Для большинства из нас тревога — неизбежное переживание при подготовке к будущему. Так мы обходимся с вопросами «Что, если?..», которые задает нам жизнь. Однако тревога — это еще и иррациональная одержимость, требующая снова и снова готовиться к худшему.
При более внимательном рассмотрении тревоги становится ясно, что если ею руководит гипертрофированное ощущение угрозы, даже маловероятной или фантастической, то это заставляет сознание искать пути ее предотвращения. Но, как показывает опыт, тревога редко ведет к практическому решению проблемы.
Авторы теорий тревожности и патологического беспокойства не сходятся во взглядах на то, что вызывает и поддерживает тревогу. Согласно одному из представлений об источниках тревожности, ее поддерживает стремление избегать «контраста» альтернативных эмоциональных состояний. С этой точки зрения люди, подверженные патологическому беспокойству, предпочитают поддерживать негативное состояние тревоги, чтобы не испытывать рискованных переходов между позитивными и негативными состояниями. Они считают, что избегать нужно не негативного состояния, а смены состояний.
Это представление согласуется с реальными свидетельствами того, как мы сами оберегаем себя от разочарований. Безусловно, всем нам случалось умерять восторженное ожидание будущего, готовясь к разочарованию. В этом суть цинизма: «Если всегда готовишься к худшему, тебе не грозят разочарования!»
Вторая теория утверждает, что беспокойство — это способ избежать нежелательных эмоций, неотделимых от предмета наших опасений. Поскольку беспокойство проявляется главным образом в вербальной/лингвистической активности, оно сильно отличается от эмоционального дистресса страха и тревожности. Один из сторонников этой модели, исследователь Томас Борковец, описывает беспокойство как форму «разговора с собой».

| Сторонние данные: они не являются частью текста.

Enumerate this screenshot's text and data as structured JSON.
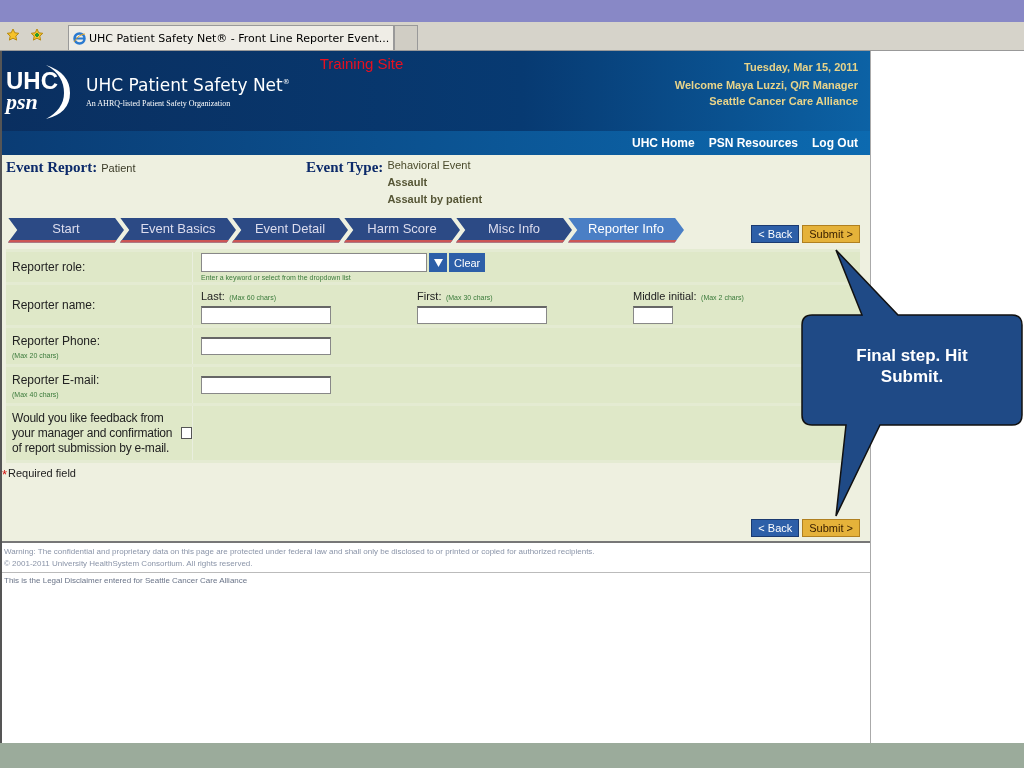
{
  "browser": {
    "tab_title": "UHC Patient Safety Net® - Front Line Reporter Event..."
  },
  "header": {
    "logo_top": "UHC",
    "logo_bottom": "psn",
    "title": "UHC Patient Safety Net",
    "title_mark": "®",
    "subtitle": "An AHRQ-listed Patient Safety Organization",
    "site_label": "Training Site",
    "date": "Tuesday, Mar 15, 2011",
    "welcome": "Welcome Maya Luzzi, Q/R Manager",
    "organization": "Seattle Cancer Care Alliance",
    "nav": [
      "UHC Home",
      "PSN Resources",
      "Log Out"
    ]
  },
  "event": {
    "report_label": "Event Report:",
    "report_value": "Patient",
    "type_label": "Event Type:",
    "type_values": [
      "Behavioral Event",
      "Assault",
      "Assault by patient"
    ]
  },
  "steps": [
    {
      "label": "Start",
      "selected": false
    },
    {
      "label": "Event Basics",
      "selected": false
    },
    {
      "label": "Event Detail",
      "selected": false
    },
    {
      "label": "Harm Score",
      "selected": false
    },
    {
      "label": "Misc Info",
      "selected": false
    },
    {
      "label": "Reporter Info",
      "selected": true
    }
  ],
  "top_buttons": {
    "back": "< Back",
    "submit": "Submit >"
  },
  "bottom_buttons": {
    "back": "< Back",
    "submit": "Submit >"
  },
  "form": {
    "role_label": "Reporter role:",
    "role_hint": "Enter a keyword or select from the dropdown list",
    "clear": "Clear",
    "name_label": "Reporter name:",
    "name_parts": [
      {
        "label": "Last:",
        "hint": "(Max 60 chars)"
      },
      {
        "label": "First:",
        "hint": "(Max 30 chars)"
      },
      {
        "label": "Middle initial:",
        "hint": "(Max 2 chars)"
      }
    ],
    "phone_label": "Reporter Phone:",
    "phone_hint": "(Max 20 chars)",
    "email_label": "Reporter E-mail:",
    "email_hint": "(Max 40 chars)",
    "feedback_label": "Would you like feedback from your manager and confirmation of report submission by e-mail.",
    "feedback_checked": false
  },
  "required": {
    "mark": "*",
    "text": "Required field"
  },
  "footer": {
    "warning": "Warning: The confidential and proprietary data on this page are protected under federal law and shall only be disclosed to or printed or copied for authorized recipients.",
    "copyright": "© 2001-2011 University HealthSystem Consortium. All rights reserved.",
    "disclaimer": "This is the Legal Disclaimer entered for Seattle Cancer Care Alliance"
  },
  "callout": {
    "text": "Final step. Hit Submit."
  }
}
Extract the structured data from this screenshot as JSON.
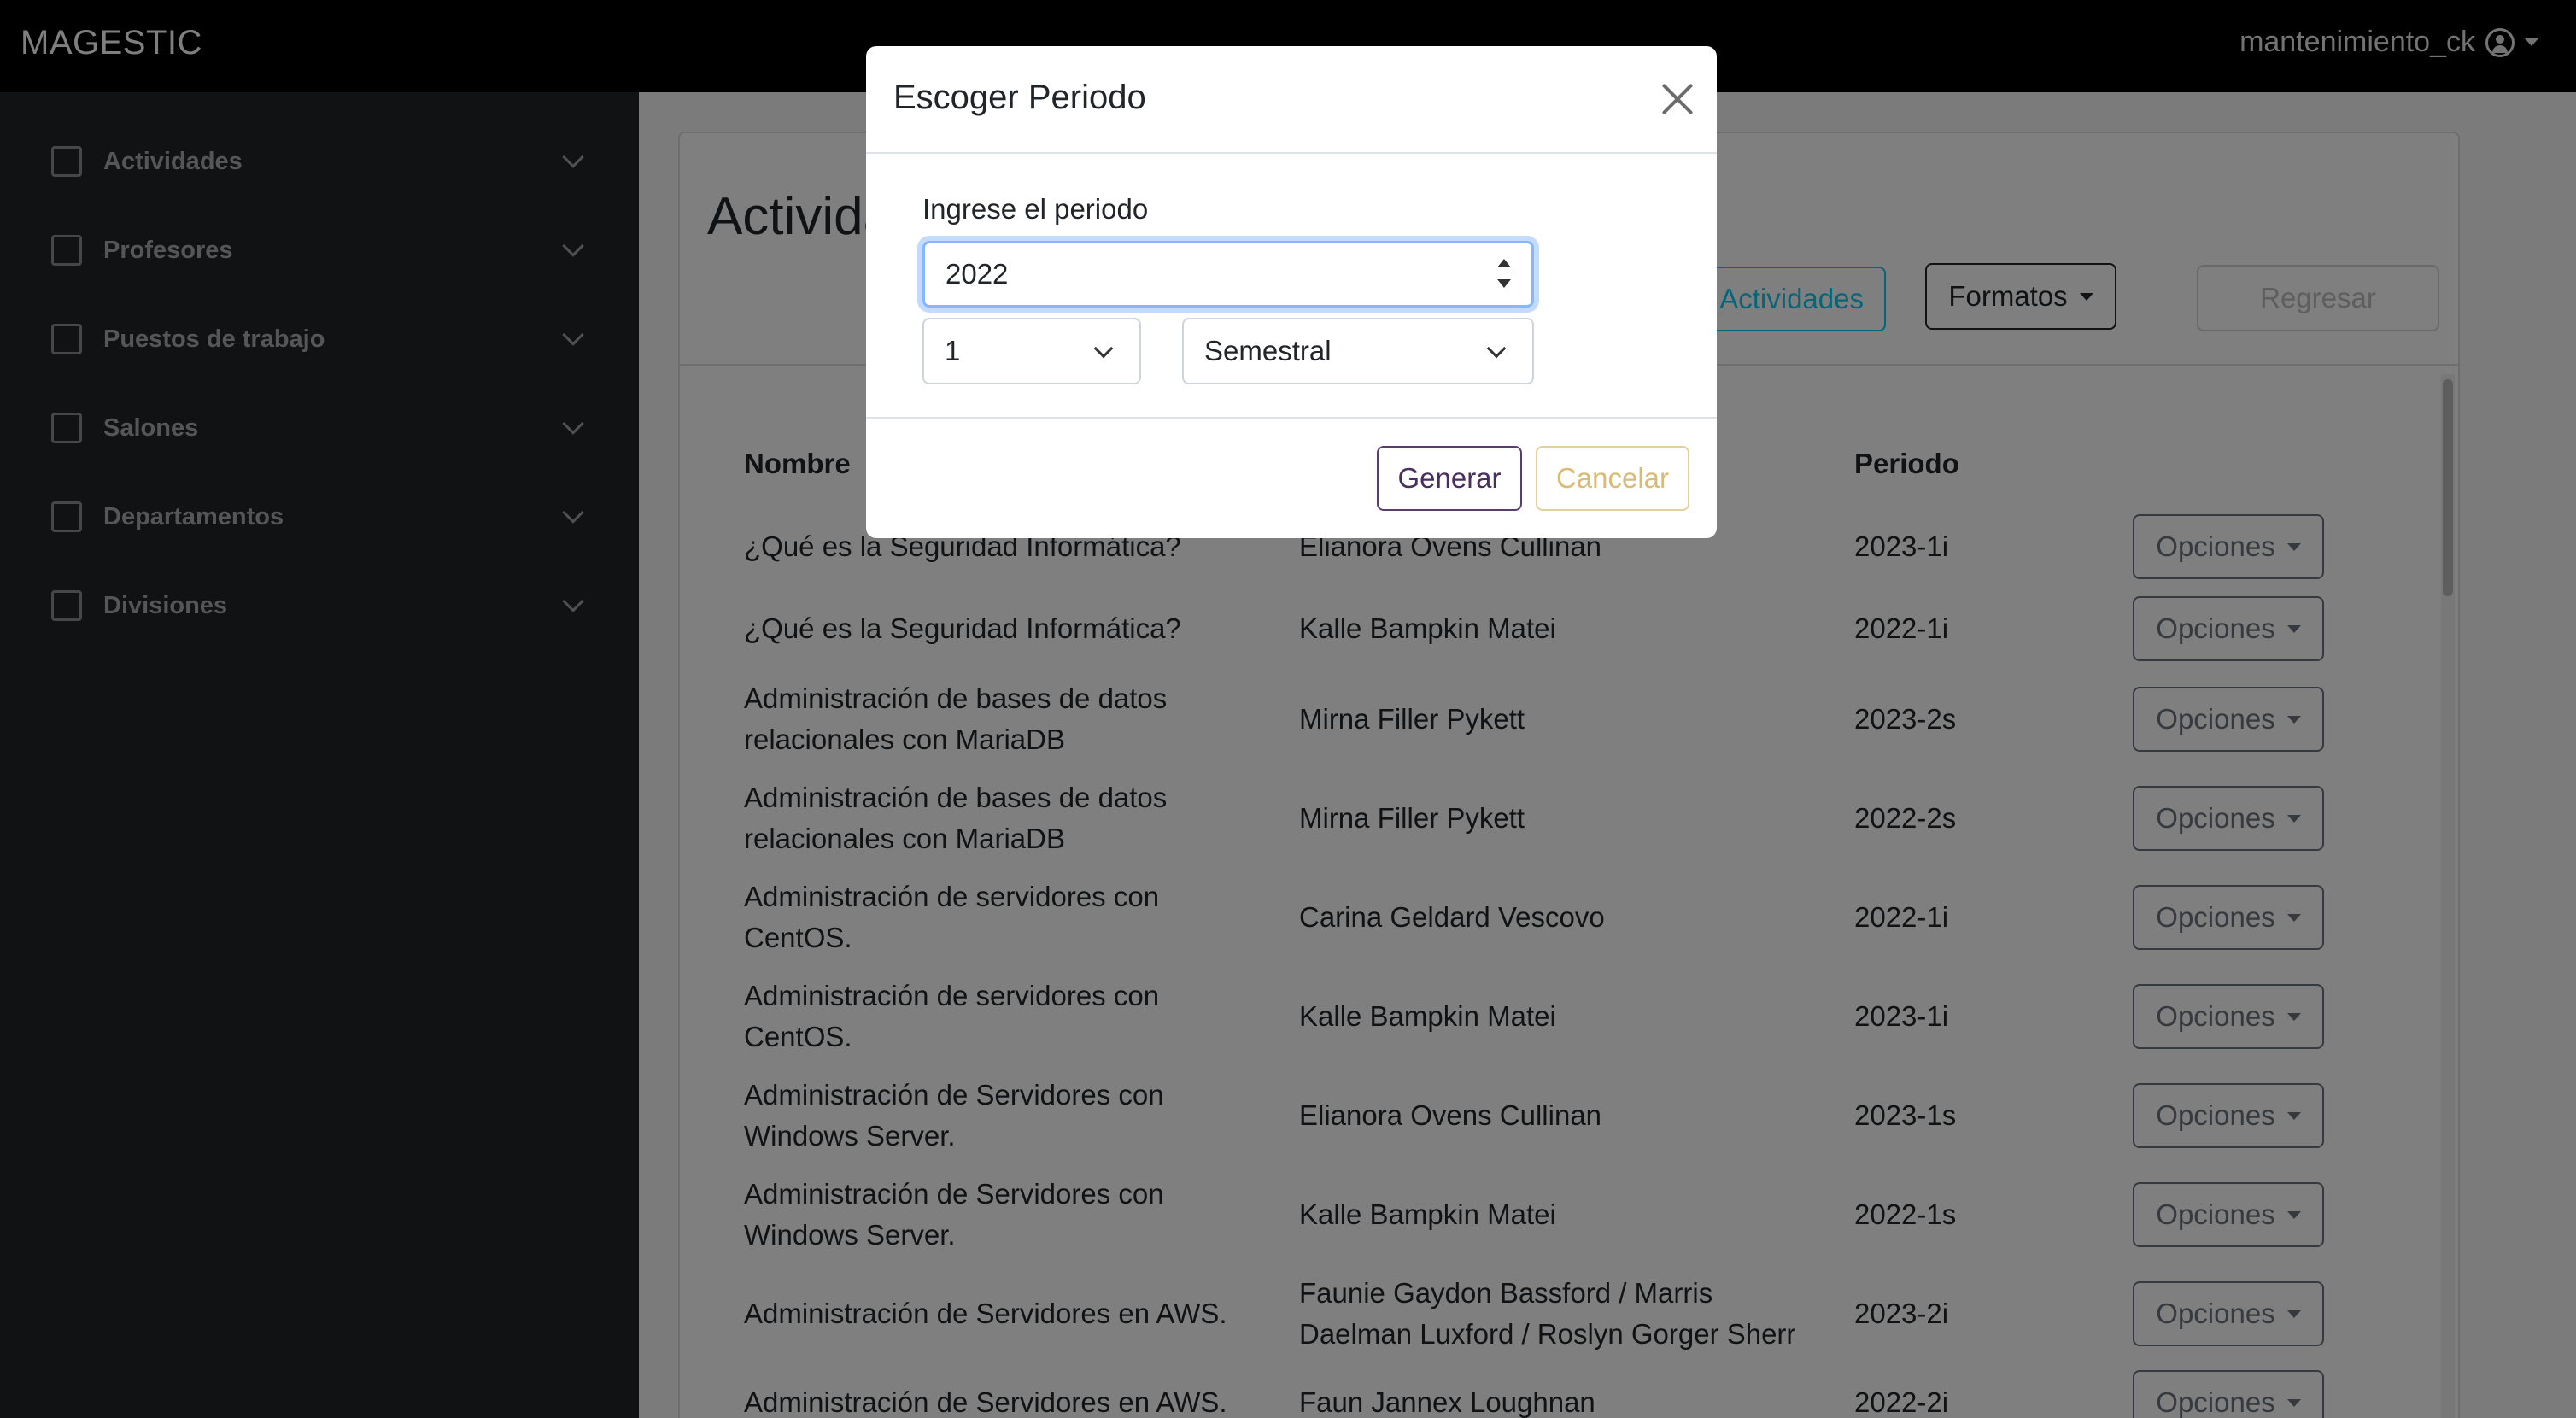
{
  "navbar": {
    "brand": "MAGESTIC",
    "username": "mantenimiento_ck"
  },
  "sidebar": {
    "items": [
      {
        "label": "Actividades",
        "icon": "clipboard-icon"
      },
      {
        "label": "Profesores",
        "icon": "users-icon"
      },
      {
        "label": "Puestos de trabajo",
        "icon": "building-icon"
      },
      {
        "label": "Salones",
        "icon": "chart-icon"
      },
      {
        "label": "Departamentos",
        "icon": "bank-icon"
      },
      {
        "label": "Divisiones",
        "icon": "briefcase-icon"
      }
    ]
  },
  "main": {
    "title": "Activida",
    "buttons": {
      "actividades": "Actividades",
      "formatos": "Formatos",
      "regresar": "Regresar"
    },
    "table": {
      "headers": {
        "nombre": "Nombre",
        "periodo": "Periodo"
      },
      "option_label": "Opciones",
      "rows": [
        {
          "nombre": [
            "¿Qué es la Seguridad Informática?"
          ],
          "profesor": [
            "Elianora Ovens Cullinan"
          ],
          "periodo": "2023-1i"
        },
        {
          "nombre": [
            "¿Qué es la Seguridad Informática?"
          ],
          "profesor": [
            "Kalle Bampkin Matei"
          ],
          "periodo": "2022-1i"
        },
        {
          "nombre": [
            "Administración de bases de datos",
            "relacionales con MariaDB"
          ],
          "profesor": [
            "Mirna Filler Pykett"
          ],
          "periodo": "2023-2s"
        },
        {
          "nombre": [
            "Administración de bases de datos",
            "relacionales con MariaDB"
          ],
          "profesor": [
            "Mirna Filler Pykett"
          ],
          "periodo": "2022-2s"
        },
        {
          "nombre": [
            "Administración de servidores con",
            "CentOS."
          ],
          "profesor": [
            "Carina Geldard Vescovo"
          ],
          "periodo": "2022-1i"
        },
        {
          "nombre": [
            "Administración de servidores con",
            "CentOS."
          ],
          "profesor": [
            "Kalle Bampkin Matei"
          ],
          "periodo": "2023-1i"
        },
        {
          "nombre": [
            "Administración de Servidores con",
            "Windows Server."
          ],
          "profesor": [
            "Elianora Ovens Cullinan"
          ],
          "periodo": "2023-1s"
        },
        {
          "nombre": [
            "Administración de Servidores con",
            "Windows Server."
          ],
          "profesor": [
            "Kalle Bampkin Matei"
          ],
          "periodo": "2022-1s"
        },
        {
          "nombre": [
            "Administración de Servidores en AWS."
          ],
          "profesor": [
            "Faunie Gaydon Bassford / Marris",
            "Daelman Luxford / Roslyn Gorger Sherr"
          ],
          "periodo": "2023-2i"
        },
        {
          "nombre": [
            "Administración de Servidores en AWS."
          ],
          "profesor": [
            "Faun Jannex Loughnan"
          ],
          "periodo": "2022-2i"
        }
      ]
    }
  },
  "modal": {
    "title": "Escoger Periodo",
    "label": "Ingrese el periodo",
    "year_value": "2022",
    "number_value": "1",
    "type_value": "Semestral",
    "generar": "Generar",
    "cancelar": "Cancelar"
  }
}
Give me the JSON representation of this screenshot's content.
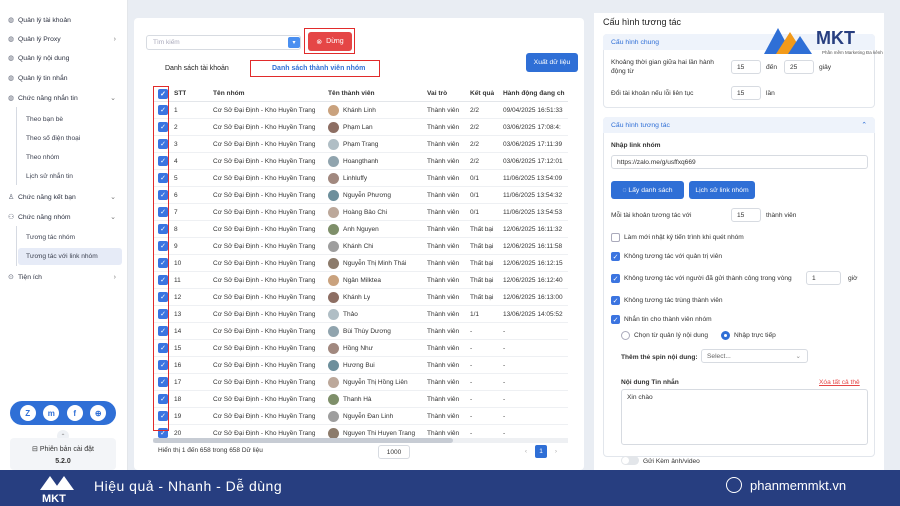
{
  "sidebar": {
    "items": [
      {
        "label": "Quản lý tài khoản",
        "icon": "user-icon",
        "chevron": false
      },
      {
        "label": "Quản lý Proxy",
        "icon": "proxy-icon",
        "chevron": true
      },
      {
        "label": "Quản lý nội dung",
        "icon": "content-icon",
        "chevron": false
      },
      {
        "label": "Quản lý tin nhắn",
        "icon": "message-icon",
        "chevron": false
      },
      {
        "label": "Chức năng nhắn tin",
        "icon": "chat-icon",
        "chevron": true
      }
    ],
    "sub_messaging": [
      "Theo bạn bè",
      "Theo số điện thoại",
      "Theo nhóm",
      "Lịch sử nhắn tin"
    ],
    "item_friends": "Chức năng kết bạn",
    "item_groups": "Chức năng nhóm",
    "sub_groups": [
      "Tương tác nhóm",
      "Tương tác với link nhóm"
    ],
    "item_utils": "Tiện ích",
    "version_label": "Phiên bản cài đặt",
    "version": "5.2.0"
  },
  "toolbar": {
    "search_placeholder": "Tìm kiếm",
    "stop_label": "Dừng",
    "export_label": "Xuất dữ liệu",
    "tab_accounts": "Danh sách tài khoản",
    "tab_members": "Danh sách thành viên nhóm"
  },
  "table": {
    "headers": [
      "STT",
      "Tên nhóm",
      "Tên thành viên",
      "Vai trò",
      "Kết quả",
      "Hành động đang ch"
    ],
    "rows": [
      [
        "1",
        "Cơ Sở Đại Định - Kho Huyền Trang",
        "Khánh Linh",
        "Thành viên",
        "2/2",
        "09/04/2025 16:51:33"
      ],
      [
        "2",
        "Cơ Sở Đại Định - Kho Huyền Trang",
        "Phạm Lan",
        "Thành viên",
        "2/2",
        "03/06/2025 17:08:4:"
      ],
      [
        "3",
        "Cơ Sở Đại Định - Kho Huyền Trang",
        "Phạm Trang",
        "Thành viên",
        "2/2",
        "03/06/2025 17:11:39"
      ],
      [
        "4",
        "Cơ Sở Đại Định - Kho Huyền Trang",
        "Hoangthanh",
        "Thành viên",
        "2/2",
        "03/06/2025 17:12:01"
      ],
      [
        "5",
        "Cơ Sở Đại Định - Kho Huyền Trang",
        "Linhluffy",
        "Thành viên",
        "0/1",
        "11/06/2025 13:54:09"
      ],
      [
        "6",
        "Cơ Sở Đại Định - Kho Huyền Trang",
        "Nguyễn Phương",
        "Thành viên",
        "0/1",
        "11/06/2025 13:54:32"
      ],
      [
        "7",
        "Cơ Sở Đại Định - Kho Huyền Trang",
        "Hoàng Bảo Chi",
        "Thành viên",
        "0/1",
        "11/06/2025 13:54:53"
      ],
      [
        "8",
        "Cơ Sở Đại Định - Kho Huyền Trang",
        "Anh Nguyen",
        "Thành viên",
        "Thất bại",
        "12/06/2025 16:11:32"
      ],
      [
        "9",
        "Cơ Sở Đại Định - Kho Huyền Trang",
        "Khánh Chi",
        "Thành viên",
        "Thất bại",
        "12/06/2025 16:11:58"
      ],
      [
        "10",
        "Cơ Sở Đại Định - Kho Huyền Trang",
        "Nguyễn Thị Minh Thái",
        "Thành viên",
        "Thất bại",
        "12/06/2025 16:12:15"
      ],
      [
        "11",
        "Cơ Sở Đại Định - Kho Huyền Trang",
        "Ngân Milktea",
        "Thành viên",
        "Thất bại",
        "12/06/2025 16:12:40"
      ],
      [
        "12",
        "Cơ Sở Đại Định - Kho Huyền Trang",
        "Khánh Ly",
        "Thành viên",
        "Thất bại",
        "12/06/2025 16:13:00"
      ],
      [
        "13",
        "Cơ Sở Đại Định - Kho Huyền Trang",
        "Thảo",
        "Thành viên",
        "1/1",
        "13/06/2025 14:05:52"
      ],
      [
        "14",
        "Cơ Sở Đại Định - Kho Huyền Trang",
        "Bùi Thùy Dương",
        "Thành viên",
        "-",
        "-"
      ],
      [
        "15",
        "Cơ Sở Đại Định - Kho Huyền Trang",
        "Hồng Như",
        "Thành viên",
        "-",
        "-"
      ],
      [
        "16",
        "Cơ Sở Đại Định - Kho Huyền Trang",
        "Hương Bui",
        "Thành viên",
        "-",
        "-"
      ],
      [
        "17",
        "Cơ Sở Đại Định - Kho Huyền Trang",
        "Nguyễn Thị Hồng Liên",
        "Thành viên",
        "-",
        "-"
      ],
      [
        "18",
        "Cơ Sở Đại Định - Kho Huyền Trang",
        "Thanh Hà",
        "Thành viên",
        "-",
        "-"
      ],
      [
        "19",
        "Cơ Sở Đại Định - Kho Huyền Trang",
        "Nguyễn Đan Linh",
        "Thành viên",
        "-",
        "-"
      ],
      [
        "20",
        "Cơ Sở Đại Định - Kho Huyền Trang",
        "Nguyen Thi Huyen Trang",
        "Thành viên",
        "-",
        "-"
      ]
    ],
    "footer_info": "Hiển thị 1 đến 658 trong 658 Dữ liệu",
    "page_size": "1000",
    "current_page": "1"
  },
  "right": {
    "title": "Cấu hình tương tác",
    "general_header": "Cấu hình chung",
    "delay_label": "Khoảng thời gian giữa hai lần hành động từ",
    "delay_from": "15",
    "delay_to_label": "đến",
    "delay_to": "25",
    "delay_unit": "giây",
    "switch_label": "Đổi tài khoản nếu lỗi liên tục",
    "switch_value": "15",
    "switch_unit": "lần",
    "interact_header": "Cấu hình tương tác",
    "link_label": "Nhập link nhóm",
    "link_value": "https://zalo.me/g/usffxq669",
    "get_list_label": "Lấy danh sách",
    "history_label": "Lịch sử link nhóm",
    "per_account_label": "Mỗi tài khoản tương tác với",
    "per_account_value": "15",
    "per_account_unit": "thành viên",
    "options": [
      {
        "label": "Làm mới nhật ký tiến trình khi quét nhóm",
        "checked": false
      },
      {
        "label": "Không tương tác với quản trị viên",
        "checked": true
      },
      {
        "label": "Không tương tác với người đã gửi thành công trong vòng",
        "checked": true
      },
      {
        "label": "Không tương tác trùng thành viên",
        "checked": true
      },
      {
        "label": "Nhắn tin cho thành viên nhóm",
        "checked": true
      }
    ],
    "within_value": "1",
    "within_unit": "giờ",
    "radio_manage": "Chọn từ quản lý nội dung",
    "radio_direct": "Nhập trực tiếp",
    "spin_label": "Thêm thẻ spin nội dung:",
    "spin_select": "Select...",
    "content_label": "Nội dung Tin nhắn",
    "clear_all": "Xóa tất cả thẻ",
    "message": "Xin chào",
    "attach_label": "Gửi Kèm ảnh/video"
  },
  "brand": {
    "logo_text": "MKT",
    "logo_tagline": "Phần mềm Marketing Đa kênh",
    "slogan": "Hiệu quả - Nhanh - Dễ dùng",
    "site": "phanmemmkt.vn"
  },
  "colors": {
    "accent": "#2f6fd6",
    "stop": "#e54646",
    "bottom_bar": "#273e80",
    "highlight": "#e12b2b"
  }
}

Когда ум занят лингвистической «тревожной» работой, осознание эмоционального дистресса снижается. Эта модель предполагает, что ценность беспокойства заключается в его способности отвлекать нас от дистресса.
Я бы предположил, что беспокойство как первичный инструмент тревожности есть попытка укрепить шаткий мостик между «нами» в настоящем и «нами» в будущем. Беспокойство, возможно, появилось в нас как способ когнитивной компенсации отсутствия эмоциональной безопасности в будущем, которое нам неподконтрольно. Не можем ли мы в таком случае утверждать, что беспокойство — одновременно симптом проблемы и ее воображаемое решение?